Some of the most commonly used techniques for managing anxiety fall into the category of grounding. Grounding skills help bring the focus back to the present moment through noticing one’s surroundings and/or connecting to one’s body. Frequently used grounding techniques include:

Feel your feet – this approach to grounding is just as it sounds – taking your shoes off and feeling the ground beneath your feet. This can be done standing or sitting, as long as one’s awareness is focused on the sensations at the bottom of the feet.

Body scan – during a body scan, one’s attention is turned to the different parts of the body. For example, if seated, one might start with noticing the parts of the body making contact with the chair. From there, the attention should be shifted to other parts of the body. This can be done systematically (like scanning the body from head to toes) or through scanning the body based on whatever bodily sensations one is noticing.

Name the objects – this grounding technique is great because it can be done anywhere, at any time. Through looking around the room and naming the objects (i.e. – chair, desk, lamp), one’s focus is brought back to the present moment, rather than on whatever distressing thoughts were going on in the mind.

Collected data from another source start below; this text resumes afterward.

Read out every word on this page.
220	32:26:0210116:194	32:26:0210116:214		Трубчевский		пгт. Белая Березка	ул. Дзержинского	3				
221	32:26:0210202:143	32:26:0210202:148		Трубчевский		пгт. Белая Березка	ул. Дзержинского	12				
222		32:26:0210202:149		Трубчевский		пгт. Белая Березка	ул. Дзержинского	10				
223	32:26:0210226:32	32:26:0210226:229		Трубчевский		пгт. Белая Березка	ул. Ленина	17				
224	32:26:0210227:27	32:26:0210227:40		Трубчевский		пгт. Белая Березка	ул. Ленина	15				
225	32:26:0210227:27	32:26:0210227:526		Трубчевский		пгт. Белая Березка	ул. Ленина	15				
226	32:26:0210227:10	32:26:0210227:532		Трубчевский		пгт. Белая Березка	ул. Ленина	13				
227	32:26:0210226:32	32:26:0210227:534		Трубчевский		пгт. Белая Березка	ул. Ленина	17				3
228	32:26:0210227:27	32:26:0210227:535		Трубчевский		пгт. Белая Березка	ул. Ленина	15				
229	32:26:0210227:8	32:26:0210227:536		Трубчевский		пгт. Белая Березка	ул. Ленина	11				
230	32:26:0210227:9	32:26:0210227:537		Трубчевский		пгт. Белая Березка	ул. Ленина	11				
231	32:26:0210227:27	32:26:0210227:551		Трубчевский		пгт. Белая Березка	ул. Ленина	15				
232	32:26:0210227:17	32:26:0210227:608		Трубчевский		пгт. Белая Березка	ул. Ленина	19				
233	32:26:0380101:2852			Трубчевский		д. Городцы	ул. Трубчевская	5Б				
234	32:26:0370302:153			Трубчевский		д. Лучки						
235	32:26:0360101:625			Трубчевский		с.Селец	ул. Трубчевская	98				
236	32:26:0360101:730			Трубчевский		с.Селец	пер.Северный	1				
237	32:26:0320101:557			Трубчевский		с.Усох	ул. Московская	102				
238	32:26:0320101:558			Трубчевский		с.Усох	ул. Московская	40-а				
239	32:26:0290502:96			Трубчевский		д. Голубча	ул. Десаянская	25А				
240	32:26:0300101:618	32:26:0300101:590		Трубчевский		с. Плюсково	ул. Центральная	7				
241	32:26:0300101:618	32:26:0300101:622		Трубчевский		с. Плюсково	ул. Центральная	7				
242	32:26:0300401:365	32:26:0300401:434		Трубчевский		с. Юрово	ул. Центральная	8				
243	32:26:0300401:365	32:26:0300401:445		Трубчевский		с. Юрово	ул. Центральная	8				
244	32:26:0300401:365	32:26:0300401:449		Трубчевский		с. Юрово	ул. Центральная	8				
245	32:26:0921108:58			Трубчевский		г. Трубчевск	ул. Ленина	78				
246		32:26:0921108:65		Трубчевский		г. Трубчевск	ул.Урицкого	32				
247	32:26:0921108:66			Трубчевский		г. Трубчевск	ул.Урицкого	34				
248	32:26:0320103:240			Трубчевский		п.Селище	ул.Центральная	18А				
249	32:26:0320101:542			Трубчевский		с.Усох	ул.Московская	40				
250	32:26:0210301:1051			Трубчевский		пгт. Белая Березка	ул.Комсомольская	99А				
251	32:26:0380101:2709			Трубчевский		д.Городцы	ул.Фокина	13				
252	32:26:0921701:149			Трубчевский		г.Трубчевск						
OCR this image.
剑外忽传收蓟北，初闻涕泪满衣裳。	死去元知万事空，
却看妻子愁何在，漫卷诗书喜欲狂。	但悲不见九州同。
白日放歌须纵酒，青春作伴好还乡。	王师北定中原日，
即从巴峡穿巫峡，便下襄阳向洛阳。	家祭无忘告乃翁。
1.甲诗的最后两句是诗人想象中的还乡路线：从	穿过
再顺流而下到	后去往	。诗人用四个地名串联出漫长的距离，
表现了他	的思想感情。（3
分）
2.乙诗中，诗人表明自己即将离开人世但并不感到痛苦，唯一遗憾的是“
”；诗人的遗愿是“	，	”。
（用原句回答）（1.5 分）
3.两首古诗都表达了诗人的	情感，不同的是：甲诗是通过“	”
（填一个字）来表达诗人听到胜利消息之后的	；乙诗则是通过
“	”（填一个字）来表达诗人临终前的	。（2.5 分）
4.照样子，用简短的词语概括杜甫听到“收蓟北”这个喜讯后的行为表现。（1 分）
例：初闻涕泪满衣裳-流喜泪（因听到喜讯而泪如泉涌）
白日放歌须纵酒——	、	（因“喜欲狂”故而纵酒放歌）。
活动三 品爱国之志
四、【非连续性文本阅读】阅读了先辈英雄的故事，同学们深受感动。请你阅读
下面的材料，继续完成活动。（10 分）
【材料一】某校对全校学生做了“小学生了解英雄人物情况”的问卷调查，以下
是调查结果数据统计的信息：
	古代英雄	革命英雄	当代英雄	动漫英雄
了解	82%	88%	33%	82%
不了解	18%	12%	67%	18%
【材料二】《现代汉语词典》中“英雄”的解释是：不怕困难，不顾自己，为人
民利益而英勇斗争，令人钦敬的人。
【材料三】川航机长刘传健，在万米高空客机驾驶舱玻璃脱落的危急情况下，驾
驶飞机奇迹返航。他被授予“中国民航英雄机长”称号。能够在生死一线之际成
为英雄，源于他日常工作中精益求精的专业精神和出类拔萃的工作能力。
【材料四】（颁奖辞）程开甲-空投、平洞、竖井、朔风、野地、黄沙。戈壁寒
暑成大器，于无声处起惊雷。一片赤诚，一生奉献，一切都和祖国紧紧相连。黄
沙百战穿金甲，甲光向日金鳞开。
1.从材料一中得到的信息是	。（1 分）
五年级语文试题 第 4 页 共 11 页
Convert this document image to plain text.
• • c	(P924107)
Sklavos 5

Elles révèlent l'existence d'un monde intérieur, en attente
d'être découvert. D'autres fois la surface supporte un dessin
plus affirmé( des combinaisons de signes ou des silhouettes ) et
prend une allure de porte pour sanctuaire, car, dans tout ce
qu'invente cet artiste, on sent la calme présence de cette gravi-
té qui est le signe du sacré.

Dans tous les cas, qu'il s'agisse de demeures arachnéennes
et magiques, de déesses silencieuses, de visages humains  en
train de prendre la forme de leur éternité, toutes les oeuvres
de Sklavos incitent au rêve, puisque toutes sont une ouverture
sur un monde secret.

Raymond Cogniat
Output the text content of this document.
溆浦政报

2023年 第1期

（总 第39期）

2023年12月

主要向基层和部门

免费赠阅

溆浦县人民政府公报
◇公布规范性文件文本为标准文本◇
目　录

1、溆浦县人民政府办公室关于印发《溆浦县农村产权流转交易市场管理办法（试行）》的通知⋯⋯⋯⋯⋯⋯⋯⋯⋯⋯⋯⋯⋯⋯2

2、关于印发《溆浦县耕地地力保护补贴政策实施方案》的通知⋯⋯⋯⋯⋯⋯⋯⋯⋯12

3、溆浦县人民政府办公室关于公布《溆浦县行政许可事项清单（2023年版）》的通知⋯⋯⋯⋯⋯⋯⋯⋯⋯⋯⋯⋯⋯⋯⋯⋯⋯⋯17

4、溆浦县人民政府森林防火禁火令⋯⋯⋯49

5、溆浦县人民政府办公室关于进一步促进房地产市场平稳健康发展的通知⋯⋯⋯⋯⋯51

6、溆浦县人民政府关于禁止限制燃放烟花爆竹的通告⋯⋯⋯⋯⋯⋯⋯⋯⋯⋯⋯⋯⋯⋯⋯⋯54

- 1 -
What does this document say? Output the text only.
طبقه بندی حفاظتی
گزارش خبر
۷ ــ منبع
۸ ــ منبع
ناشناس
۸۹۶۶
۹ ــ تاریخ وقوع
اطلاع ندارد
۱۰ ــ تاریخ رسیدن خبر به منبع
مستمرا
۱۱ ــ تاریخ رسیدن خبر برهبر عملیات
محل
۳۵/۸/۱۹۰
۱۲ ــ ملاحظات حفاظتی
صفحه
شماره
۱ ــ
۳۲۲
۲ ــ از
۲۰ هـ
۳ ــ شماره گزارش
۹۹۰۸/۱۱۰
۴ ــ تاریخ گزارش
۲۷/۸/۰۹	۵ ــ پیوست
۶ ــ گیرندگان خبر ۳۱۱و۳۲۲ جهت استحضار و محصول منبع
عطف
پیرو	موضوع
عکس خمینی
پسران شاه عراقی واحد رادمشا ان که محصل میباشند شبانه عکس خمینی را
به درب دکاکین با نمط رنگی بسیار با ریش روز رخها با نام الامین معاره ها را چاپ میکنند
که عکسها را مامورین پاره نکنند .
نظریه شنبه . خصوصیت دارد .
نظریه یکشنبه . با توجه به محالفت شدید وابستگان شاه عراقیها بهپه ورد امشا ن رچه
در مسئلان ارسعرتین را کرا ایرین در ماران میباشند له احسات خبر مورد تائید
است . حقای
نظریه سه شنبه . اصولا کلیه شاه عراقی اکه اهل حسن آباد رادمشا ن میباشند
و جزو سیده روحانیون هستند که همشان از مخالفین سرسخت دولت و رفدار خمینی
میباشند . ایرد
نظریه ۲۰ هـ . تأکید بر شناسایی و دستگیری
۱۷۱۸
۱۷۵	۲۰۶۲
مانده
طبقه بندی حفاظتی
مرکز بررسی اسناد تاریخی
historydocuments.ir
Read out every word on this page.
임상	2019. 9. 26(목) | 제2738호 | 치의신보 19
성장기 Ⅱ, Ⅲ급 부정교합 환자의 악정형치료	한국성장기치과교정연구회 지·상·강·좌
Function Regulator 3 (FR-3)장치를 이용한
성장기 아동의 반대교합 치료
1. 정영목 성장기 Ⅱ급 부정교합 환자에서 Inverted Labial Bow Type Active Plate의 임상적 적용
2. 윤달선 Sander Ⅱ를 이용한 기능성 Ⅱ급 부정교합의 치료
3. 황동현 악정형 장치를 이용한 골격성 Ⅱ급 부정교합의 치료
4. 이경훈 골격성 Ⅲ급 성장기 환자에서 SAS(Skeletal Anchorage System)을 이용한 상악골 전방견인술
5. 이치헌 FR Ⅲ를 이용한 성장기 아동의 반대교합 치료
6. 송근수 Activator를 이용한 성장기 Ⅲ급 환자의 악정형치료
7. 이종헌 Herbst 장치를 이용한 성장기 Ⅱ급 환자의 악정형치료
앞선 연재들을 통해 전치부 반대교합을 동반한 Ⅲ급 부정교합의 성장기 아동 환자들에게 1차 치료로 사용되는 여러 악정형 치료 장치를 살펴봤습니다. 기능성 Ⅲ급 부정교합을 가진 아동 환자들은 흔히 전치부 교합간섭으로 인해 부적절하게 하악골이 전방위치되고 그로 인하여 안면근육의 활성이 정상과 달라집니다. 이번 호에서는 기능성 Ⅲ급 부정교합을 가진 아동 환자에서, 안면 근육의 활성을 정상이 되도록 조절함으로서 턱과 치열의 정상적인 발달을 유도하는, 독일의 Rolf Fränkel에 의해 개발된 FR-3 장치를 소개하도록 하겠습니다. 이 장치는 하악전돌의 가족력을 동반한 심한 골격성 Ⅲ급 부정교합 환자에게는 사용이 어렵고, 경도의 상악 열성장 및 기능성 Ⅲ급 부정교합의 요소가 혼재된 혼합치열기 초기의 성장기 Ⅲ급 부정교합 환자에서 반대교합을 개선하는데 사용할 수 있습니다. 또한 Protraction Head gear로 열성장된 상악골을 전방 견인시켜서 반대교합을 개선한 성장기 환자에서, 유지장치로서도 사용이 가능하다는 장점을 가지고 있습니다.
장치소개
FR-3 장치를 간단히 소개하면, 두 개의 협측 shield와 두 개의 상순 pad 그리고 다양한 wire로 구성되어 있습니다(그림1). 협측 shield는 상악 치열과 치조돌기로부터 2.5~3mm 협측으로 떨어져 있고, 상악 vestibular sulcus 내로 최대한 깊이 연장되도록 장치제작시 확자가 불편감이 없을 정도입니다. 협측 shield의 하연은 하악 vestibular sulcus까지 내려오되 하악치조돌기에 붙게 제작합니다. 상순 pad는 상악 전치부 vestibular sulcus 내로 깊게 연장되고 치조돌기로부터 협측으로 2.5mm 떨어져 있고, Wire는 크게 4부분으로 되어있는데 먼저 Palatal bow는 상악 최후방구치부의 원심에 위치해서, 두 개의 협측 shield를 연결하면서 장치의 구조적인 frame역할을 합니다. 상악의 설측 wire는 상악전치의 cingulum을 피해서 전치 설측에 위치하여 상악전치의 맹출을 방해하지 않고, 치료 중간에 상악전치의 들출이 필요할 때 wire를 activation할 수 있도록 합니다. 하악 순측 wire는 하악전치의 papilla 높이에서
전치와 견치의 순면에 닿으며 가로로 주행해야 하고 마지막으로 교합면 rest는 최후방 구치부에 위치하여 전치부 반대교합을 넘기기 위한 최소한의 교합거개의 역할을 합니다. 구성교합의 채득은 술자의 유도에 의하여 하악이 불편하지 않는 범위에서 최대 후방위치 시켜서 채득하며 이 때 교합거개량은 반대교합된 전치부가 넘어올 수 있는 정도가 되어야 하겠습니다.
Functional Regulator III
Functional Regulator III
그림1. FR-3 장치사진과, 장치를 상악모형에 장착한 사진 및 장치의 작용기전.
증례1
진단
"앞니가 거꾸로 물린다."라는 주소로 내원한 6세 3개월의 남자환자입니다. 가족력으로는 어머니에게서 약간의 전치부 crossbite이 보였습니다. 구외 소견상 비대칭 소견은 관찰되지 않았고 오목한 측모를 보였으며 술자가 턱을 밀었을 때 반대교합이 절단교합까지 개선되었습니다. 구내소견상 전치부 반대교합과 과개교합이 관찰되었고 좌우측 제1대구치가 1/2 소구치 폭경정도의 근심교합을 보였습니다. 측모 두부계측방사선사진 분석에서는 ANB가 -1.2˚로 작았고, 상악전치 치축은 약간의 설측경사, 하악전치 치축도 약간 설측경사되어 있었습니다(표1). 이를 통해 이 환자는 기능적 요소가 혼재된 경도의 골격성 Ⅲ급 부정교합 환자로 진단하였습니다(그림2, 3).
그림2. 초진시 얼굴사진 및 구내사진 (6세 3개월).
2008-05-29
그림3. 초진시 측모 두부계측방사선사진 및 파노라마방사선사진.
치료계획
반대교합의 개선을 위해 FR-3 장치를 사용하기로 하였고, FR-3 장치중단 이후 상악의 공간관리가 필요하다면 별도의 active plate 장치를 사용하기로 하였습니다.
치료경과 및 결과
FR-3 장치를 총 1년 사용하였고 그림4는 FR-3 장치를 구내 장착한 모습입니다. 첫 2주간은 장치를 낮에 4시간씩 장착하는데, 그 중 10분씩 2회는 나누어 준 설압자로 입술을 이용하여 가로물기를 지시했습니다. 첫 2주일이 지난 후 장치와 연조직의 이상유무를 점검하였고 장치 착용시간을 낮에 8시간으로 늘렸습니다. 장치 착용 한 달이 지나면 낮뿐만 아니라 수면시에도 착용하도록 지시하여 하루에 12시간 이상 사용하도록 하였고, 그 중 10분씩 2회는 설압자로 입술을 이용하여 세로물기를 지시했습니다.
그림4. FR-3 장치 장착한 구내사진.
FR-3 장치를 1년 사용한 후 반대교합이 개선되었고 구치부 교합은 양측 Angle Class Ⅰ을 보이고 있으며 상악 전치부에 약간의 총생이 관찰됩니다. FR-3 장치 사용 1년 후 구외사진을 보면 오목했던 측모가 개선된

Naming the objects can be done silently, in one’s head, or aloud.

Not only do grounding techniques help decrease anxiety, studies show practicing grounding can also reduce inflammation, increase blood flow, and improve immunity.

Meditation

Research shows meditation, over time, can reprogram neural pathways in the brain, which can expand one’s ability to regulate their anxiety. Through meditation, the ability to notice, and let go of, anxiety-inducing thoughts can be achieved. Additionally, meditation increases body awareness, as many meditations include turning one’s attention to bodily sensations. There are countless types of meditation practices to try (guided, mindfulness, transcendental, etc.), so those who are new to meditation could benefit from trying a variety of approaches to find their right fit.

Walking

The amygdala is the part of the brain that controls anxiety, and something as simple as walking can work to ramp down that part of the brain. While walking anywhere (at home, at work, outside) can be helpful, many find walking in nature is most effective for tamping down their anxiety. This may be, in part, due to the fact that humans tend to be more mindful of their surroundings when in nature.

Journaling

Journaling can be a powerful tool for managing stress, decreasing anxiety, and finding overall balance. There is no “right way” to journal, as long as you are putting pen to paper. Some people like to write their worries, list their fears, or detail their day.

After a period of consistent journaling it can also be helpful to reread past journal entries. Through reflecting on past entries, one may be able to pick out and challenge unhelpful or unrealistic thoughts. Overtime, this reflection process can help “train” the brain away from those ruminating, catastrophizing thoughts that contribute to anxiety.